No livro A caixa-preta do golpe de 64 (editora Família Bastos, 2006), ele conta que viajou para Montevidéu, onde estava o ainda vice-presidente da República, ao lado do comandante Silvio Lima, “brizolista declarado”:

“Quando eu estava embarcando para Porto Alegre tinham me dito: ‘Você tenha na cabeça que existe uma operação, um plano, para não deixar o Jango sobrevoar o território nacional´”, relatou Mello Bastos. Para não ser interceptado pelos caças e escapar do possível ataque, ele voou em baixa altitude.

“Eu era comandante de avião a jato. Então, fiz um plano. Em vez de vir a 40 mil pés, 13 mil metros, eu vim a 300 pés, infringindo. Porque, como o avião de caça ataca, com metralhadora, de baixo para cima, eu vindo baixinho ele não tem espaço para me atacar, senão ele bate”.

Em 1963, dirigente do CGT e do Sindicato Nacional dos Aeronautas, Mello Bastos foi demitido da Varig – no dia do seu aniversário, 25 de maio –, o que provocou uma greve envolvendo várias categorias do setor de transportes. O então ministro do Trabalho, Almino Affonso, divulgou nota lembrando que ele tinha direito a estabilidade, mas foi interpelado por João Goulart. Discutem, e o ministro pede demissão, que não foi aceita. A crise acaba com um telefonema do próprio presidente para o dono da companhia aérea, Ruben Berta.

O CGT surgiu em agosto de 1962, durante o 4º Encontro Sindical Nacional, realizado em São Paulo. Reunia dirigentes de confederações, basicamente ligados ao PTB e ao PCB. A entidade nunca fui reconhecida formalmente, mas teve intensa atuação política na época. Foi uma das defensoras do plebiscito que, em 1963, restabeleceu o presidencialismo. Naquele período, reivindicava “contenção dos preços dos gêneros de primeira necessidade e medidas concretas contra a sonegação”, respeitos aos direitos adquiridos dos trabalhadores, reforma tributária, direito de greve, nacionalização de empresas estrangeiras que atuavam em “setores fundamentais” e regulamentação da lei de remessa de lucros, entre outros itens.

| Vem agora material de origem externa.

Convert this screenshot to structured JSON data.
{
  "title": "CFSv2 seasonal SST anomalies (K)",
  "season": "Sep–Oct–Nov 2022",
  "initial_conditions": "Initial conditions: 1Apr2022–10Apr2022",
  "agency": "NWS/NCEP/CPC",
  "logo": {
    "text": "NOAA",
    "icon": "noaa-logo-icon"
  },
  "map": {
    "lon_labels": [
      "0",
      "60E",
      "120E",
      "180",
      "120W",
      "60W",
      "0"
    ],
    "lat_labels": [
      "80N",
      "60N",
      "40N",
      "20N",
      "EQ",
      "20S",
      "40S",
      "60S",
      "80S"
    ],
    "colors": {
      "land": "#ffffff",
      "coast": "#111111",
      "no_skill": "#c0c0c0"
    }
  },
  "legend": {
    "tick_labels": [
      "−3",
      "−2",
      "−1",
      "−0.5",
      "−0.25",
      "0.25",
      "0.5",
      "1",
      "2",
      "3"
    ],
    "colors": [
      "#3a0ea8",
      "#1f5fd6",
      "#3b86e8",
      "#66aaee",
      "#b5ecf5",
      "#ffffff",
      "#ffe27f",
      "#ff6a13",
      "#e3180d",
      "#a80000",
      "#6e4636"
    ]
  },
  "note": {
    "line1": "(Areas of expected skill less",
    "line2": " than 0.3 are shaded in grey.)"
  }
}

Mello Bastos recorda, no livro, que a última reunião do “secretariado político” do CGT ocorreu na noite de 1º de abril de 1964, “na casa de um ferroviário, em Cascadura”, bairro da zona norte carioca. Dez dias depois, ele decidiu asilar-se na embaixada do Uruguai. Em março de 2006, o piloto e militar deu um longo depoimento à Comissão de Anistia, durante o qual se emocionou várias vezes, vendo a filha Solange, ela também ex-presa política e exilada no Chile, e ainda mais quando lembro que sua mulher, Edelena, “sustentou a família toda com o salário de professora, enquanto eu estava no Uruguai, impedido de trabalhar”.

O comandante também conta sobre um encontro com Getúlio Vargas em São Borja no final dos anos 1940, com uma comitiva, para pedir sua candidatura à Presidência e defender a criação de Petrobras, que surgiria em 1953. Ao se referir à expressão “céu de brigadeiro”, falando de sua profissão, ele lembra que “voava em qualquer tempo”. “E não tem mistério para isso: é só se dedicar.”